The good news is that when the latest Mesa drivers are pulled into Ubuntu, possibly in 18.04 and possibly backported too, Aspyr might actually be able to list certain Intel graphics as being supported (right now only nVidia is supported).
Bad news is that right now if your distro doesn’t use cutting-edge Mesa drivers you’ll either need to manually update or wait until your distro pulls the new stuff.
Issue #2 (solvable… kinda…): 6GB RAM minimum
I’m not aware of any of these Pentium N4200 laptops that come with more than 4GB of RAM by default. The ASUS X541NA I used has 4GB but it’s soldered.
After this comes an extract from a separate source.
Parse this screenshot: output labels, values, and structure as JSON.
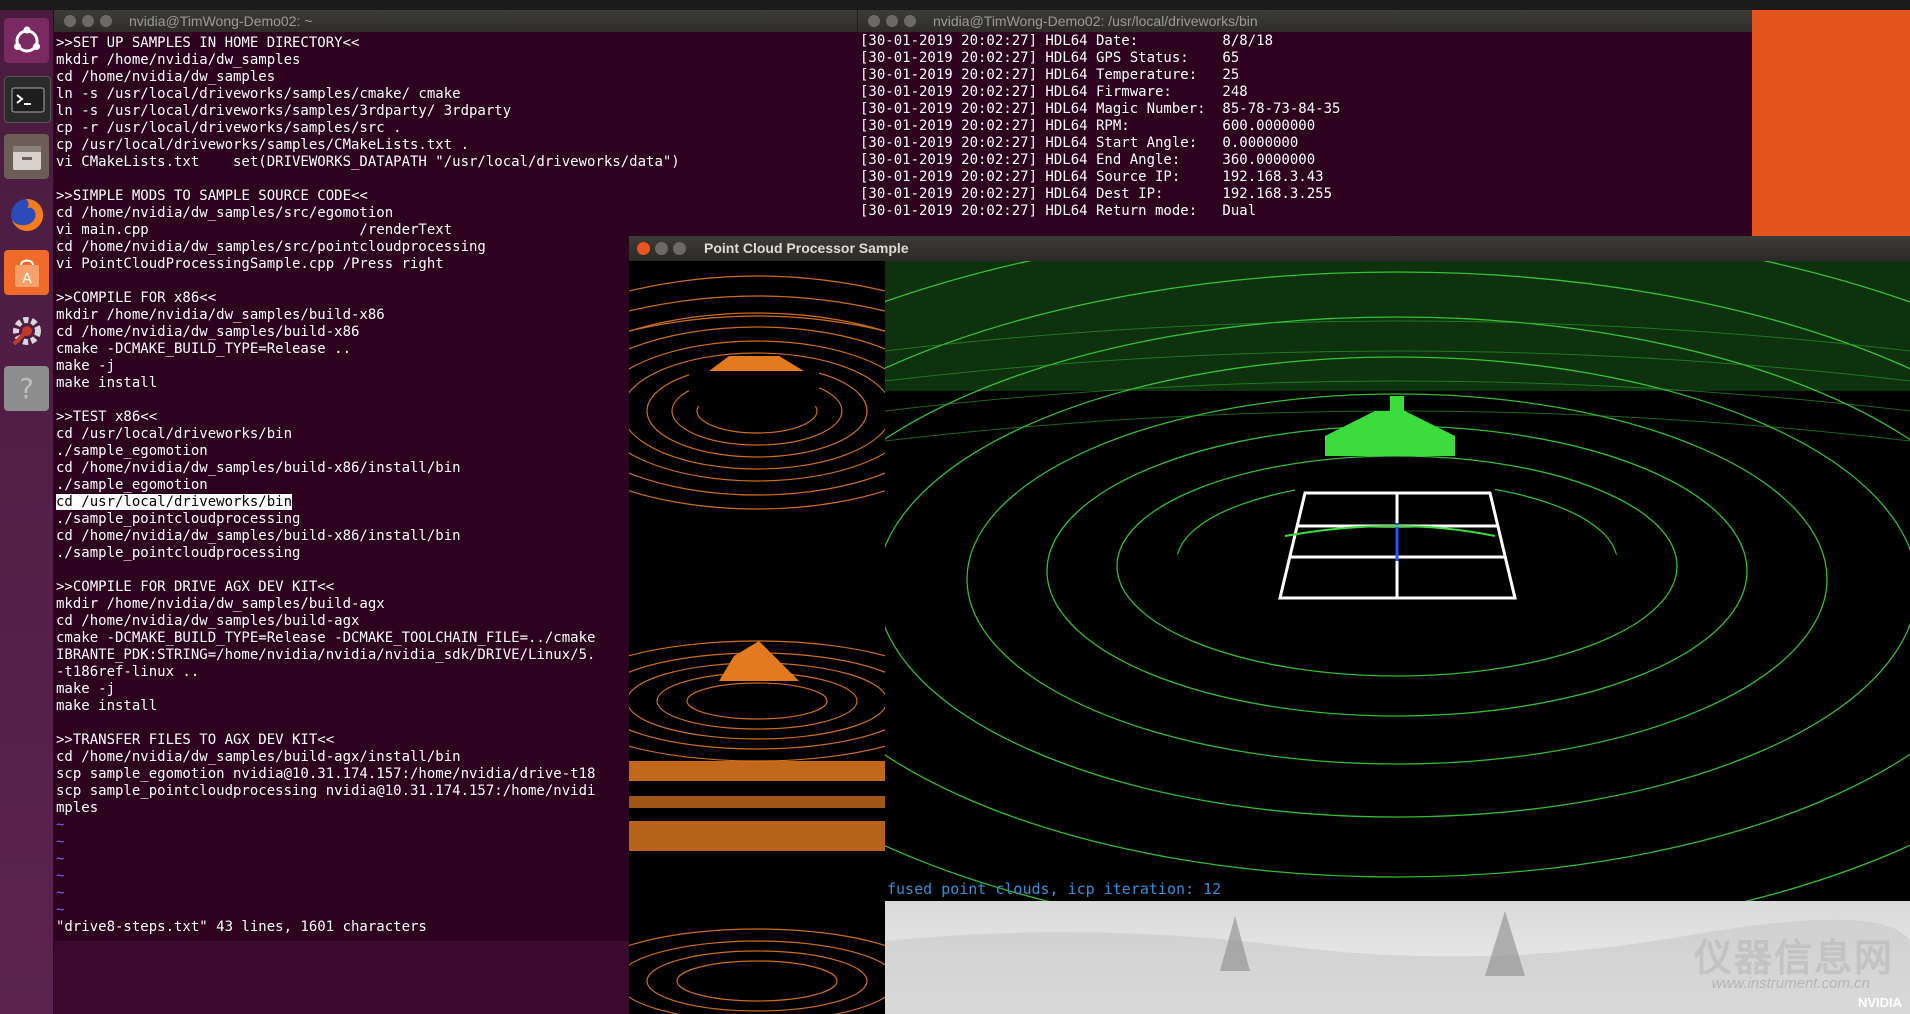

While I had a 2GB swap file (4GB RAM + 2GB swap), it wasn’t enough. At best, Civ 6 would be fine in the main menu, but would crash (or Linux OOM killer killed it) on the leader screen when creating the game/map.
The good news here is that increasing the swap file from 2GB to 8GB resulted in the game playing and loading fine.
Bad news is that you probably won’t get away with this if you’re on some of the 2GB notebooks with the Celeron/Pentium chips. 4GB is probably the realistic minimum here.
Issue #3 (not solvable?): Choppy audio
Partway through the game load (leader) screen, the audio starts stuttering badly. Once in play, there’s constant audo stutter too. Guesses at possible causes here:
- The game isn’t super well threaded or anything (19%, 13%, 77%, 0% as Core0,Core1,Core2,Core3 from the Civ6 process when I checked). If the audio’s not on it’s own non-blocked thread, that could explain it.
- I mentioned the game was hitting swap during the load screen. If it’s constantly swapping during play or having to push the audio out of memory repeatedly, that could do it.
- Other Linux or pulseaudio issue? Who knows.
Note that audio was fine in Ubuntu on my desktop machine (i3-6300 with Intel HD 530 and a chunkier 32GB of RAM).
Sadly, this issue is bad enough on this Pentium N4200 machine with 4GB RAM that you’ll probably want to disable audio before playing. You can potentially try this in the config file at:
~/.local/share/aspyr-media/Sid Meier's Civilization VI/AppOptions.txt
Issue #4 (solvable): positioning bugs in full-screen
If you set the game to full-screen in a previous playthough, when you start the game from Steam again, the dock and title bar frequently trip up the game engine. The renderer ends up shifted down, so your mouse is “actually” higher than the cursor.
This is resolved by going into the settings (move the mouse and see which menu buttons highlight), and either swapping from Fullscreen->Window->Fullscreen or swapping the resolution back and forth some other way to reset the renderer.
Summing it all up
I suppose I’ll end with this:
Civ 6 is playable on the Pentium N4200 / Intel HD 505 provided you’ve got at least 4GB of RAM (assuming your laptop manufacturer didn’t impose harsh TDP limits on your machine or anything else that might throw a wrench into things).
It’s not superb, it does feel sluggish, but it’s usable and you can definitely get through a game.
Windows works “OOB”, whereas Linux can need a little tweaking on this hardware. Neither have stellar performance, though Windows has a slight edge here.
Suggestions if on Linux:
- If you generally swap to Windows for a day (or hours) of gaming (ie Windows is set up as your gaming OS and WindowsTime = GameTime), that’s probably still the option you’ll want to use for Civ 6.
- If you spend most of your time in Linux, play sporadically, and/or hate rebooting into Windows, you’ll probably do just fine playing in Linux (once you resolve the kinks and assuming you don’t mind turning off audio). Performance difference isn’t night-and-day, and you won’t be missing out on much.
- If you’re Linux-only, this game is definitely not a reason to install a separate Windows partition.